Abdominal pain is a classical symptom of pancreatic cancer, as any cancerous cells that have grown large begin to be pressing on nearby organs, causing discomfort and pain. Also, the pain radiates to the back, because of spreading to nerves surrounding the pancreas.
However, back and belly pain may also imply other problems besides pancreatic cancer, so it’s vital to discuss with your doctor if you’re experiencing pain often.
Nausea And Vomiting
When tumours have spread to the end of the stomach it may partially impede the normal flow of food via the digestive system. This may result in nausea, vomiting and intense pain after eating.
Gallbladder Or Liver Swelling
When a cancerous growth blocks the bile duct, the gallbladder may fill up with high levels of bile and enlarge. In such cases, the doctor may be able to find the swelling (under the right rib cage) during a regular physical exam. Also, these tumours are visible in imaging tests like computed tomography (CT) scan or magnetic resonance imaging (MRI).
Further, the liver may also swell, especially if cancer has spread and this can also be identified through imaging.
Weight Loss And Poor Appetite
Sudden weight loss is very common in people with pancreatic cancer and these people most often have poor or no appetite.

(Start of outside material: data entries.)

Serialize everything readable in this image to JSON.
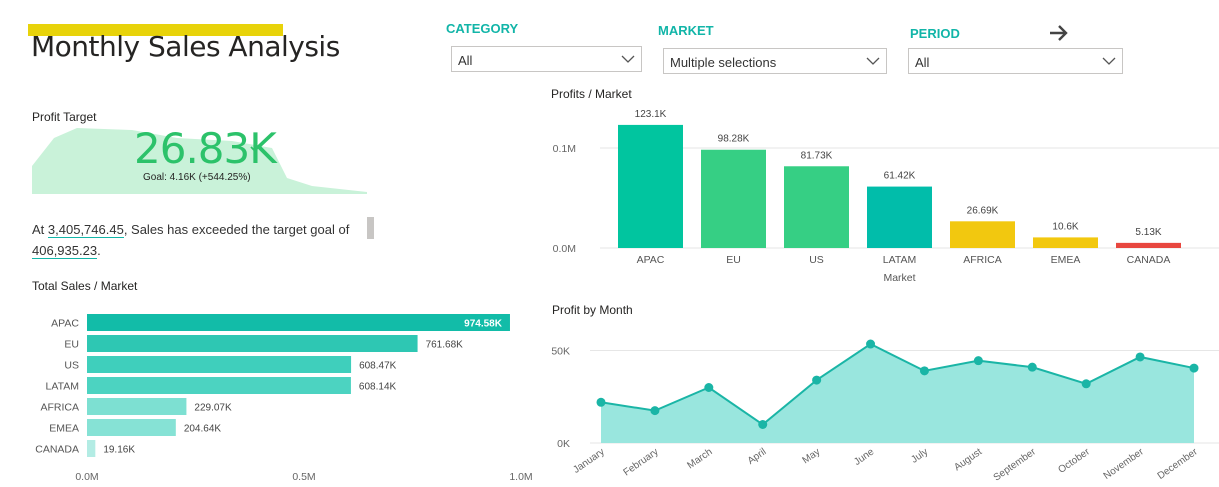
{
  "header": {
    "title": "Monthly Sales Analysis",
    "accent_color": "#e8d30a"
  },
  "filters": {
    "category": {
      "label": "CATEGORY",
      "value": "All"
    },
    "market": {
      "label": "MARKET",
      "value": "Multiple selections"
    },
    "period": {
      "label": "PERIOD",
      "value": "All"
    },
    "label_color": "#12b5a8",
    "next_icon": "arrow-right-icon"
  },
  "kpi": {
    "label": "Profit Target",
    "value": "26.83K",
    "check_icon": "checkmark-icon",
    "goal": "Goal: 4.16K (+544.25%)",
    "color": "#2cc26a"
  },
  "narrative": {
    "prefix": "At ",
    "sales_value": "3,405,746.45",
    "middle": ", Sales has exceeded the target goal of ",
    "target_value": "406,935.23",
    "suffix": "."
  },
  "chart_data": [
    {
      "type": "bar",
      "orientation": "horizontal",
      "title": "Total Sales / Market",
      "categories": [
        "APAC",
        "EU",
        "US",
        "LATAM",
        "AFRICA",
        "EMEA",
        "CANADA"
      ],
      "values": [
        974580,
        761680,
        608470,
        608140,
        229070,
        204640,
        19160
      ],
      "data_labels": [
        "974.58K",
        "761.68K",
        "608.47K",
        "608.14K",
        "229.07K",
        "204.64K",
        "19.16K"
      ],
      "x_ticks": [
        "0.0M",
        "0.5M",
        "1.0M"
      ],
      "xlim": [
        0,
        1000000
      ],
      "colors": [
        "#12bca8",
        "#2ec7b3",
        "#3fcfbc",
        "#4cd3c1",
        "#7de0d2",
        "#86e2d5",
        "#b3ece4"
      ]
    },
    {
      "type": "bar",
      "title": "Profits / Market",
      "xlabel": "Market",
      "categories": [
        "APAC",
        "EU",
        "US",
        "LATAM",
        "AFRICA",
        "EMEA",
        "CANADA"
      ],
      "values": [
        123100,
        98280,
        81730,
        61420,
        26690,
        10600,
        5130
      ],
      "data_labels": [
        "123.1K",
        "98.28K",
        "81.73K",
        "61.42K",
        "26.69K",
        "10.6K",
        "5.13K"
      ],
      "y_ticks": [
        {
          "value": 0,
          "label": "0.0M"
        },
        {
          "value": 100000,
          "label": "0.1M"
        }
      ],
      "ylim": [
        0,
        140000
      ],
      "colors": [
        "#01c59f",
        "#36cf84",
        "#36cf84",
        "#01bdaa",
        "#f2c80f",
        "#f2c80f",
        "#e8473f"
      ]
    },
    {
      "type": "area",
      "title": "Profit by Month",
      "categories": [
        "January",
        "February",
        "March",
        "April",
        "May",
        "June",
        "July",
        "August",
        "September",
        "October",
        "November",
        "December"
      ],
      "values": [
        22000,
        17500,
        30000,
        10000,
        34000,
        53500,
        39000,
        44500,
        41000,
        32000,
        46500,
        40500
      ],
      "y_ticks": [
        {
          "value": 0,
          "label": "0K"
        },
        {
          "value": 50000,
          "label": "50K"
        }
      ],
      "ylim": [
        0,
        60000
      ],
      "line_color": "#1ab5a6",
      "fill_color": "#99e6de"
    }
  ]
}
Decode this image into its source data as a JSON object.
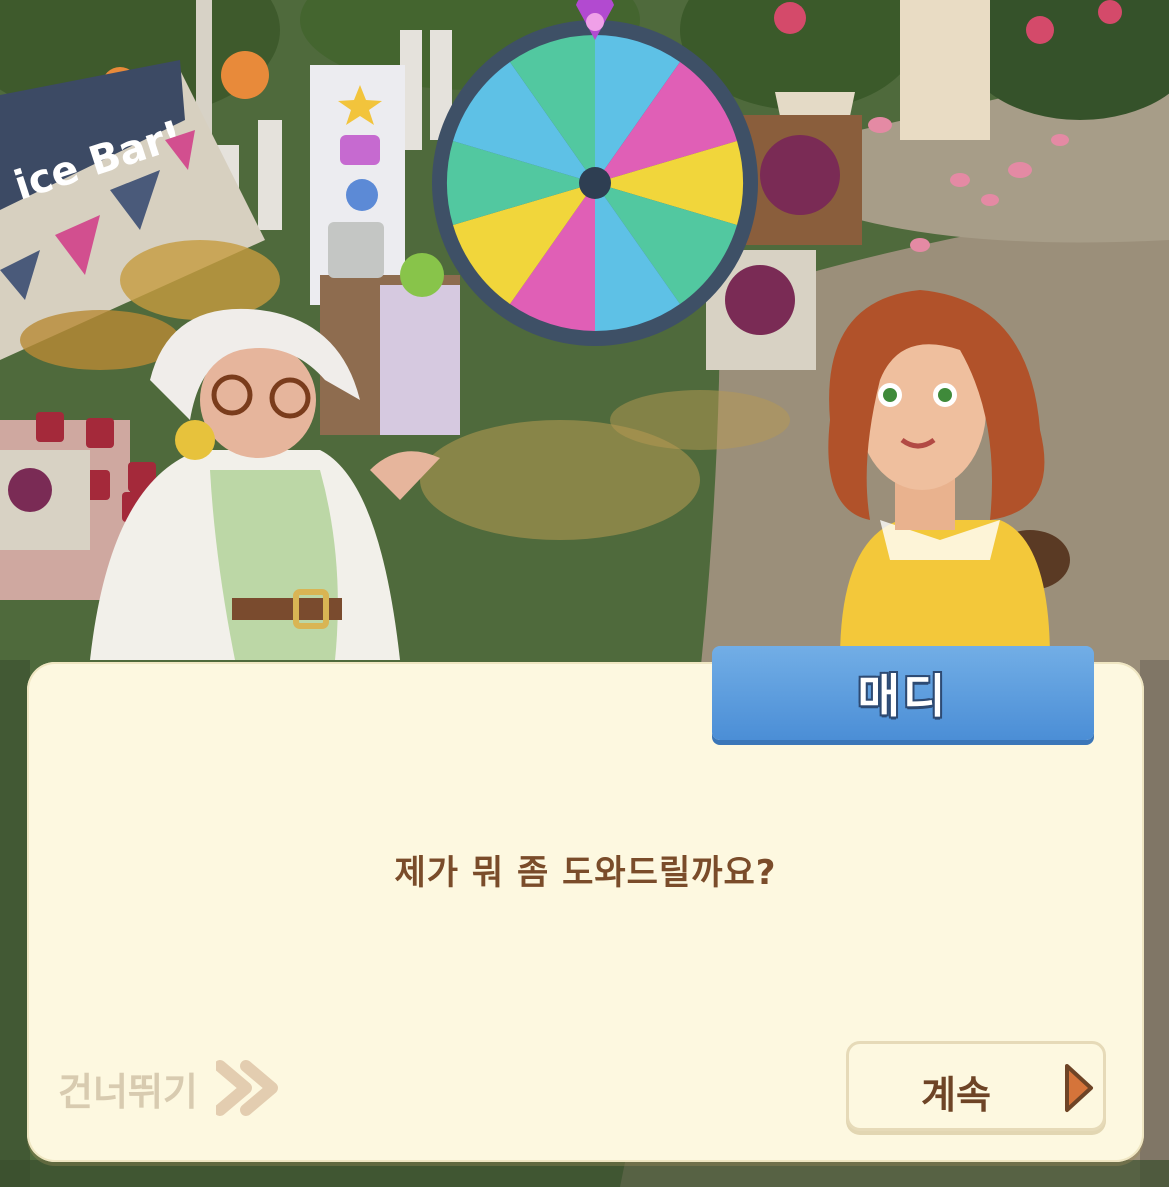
{
  "scene": {
    "stall_sign": "ice Bar!",
    "colors": {
      "grass": "#4f6a3c",
      "path": "#9b8f7a",
      "wheel_rim": "#3e5066",
      "dialog_bg": "#fdf8e0",
      "speaker_tab": "#5b9ddf",
      "text_brown": "#7a4c2a"
    }
  },
  "dialog": {
    "speaker": "매디",
    "message": "제가 뭐 좀 도와드릴까요?",
    "skip_label": "건너뛰기",
    "continue_label": "계속"
  }
}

At times, the initial sign that someone has pancreatic cancer is a blood clot in a large vein, mostly the leg and it is called deep vein thrombosis (DVT). Symptoms include pain, swelling, redness, and warmth in the affected leg. Sometimes, a clot can break off and travel to the lung, which can make it difficult to breathe or cause chest pain. A blood clot in the lungs is medically termed as pulmonary embolism.
Yet, having a blood clot does not typically mean that you have cancer, as most blood clots are caused by other factors.
In rare cases, pancreatic cancer may cause diabetes as they destroy the insulin-producing cells. Most often, cancer can result in some alterations in blood glucose levels, that don’t cause symptoms of diabetes but can still be identified with blood work.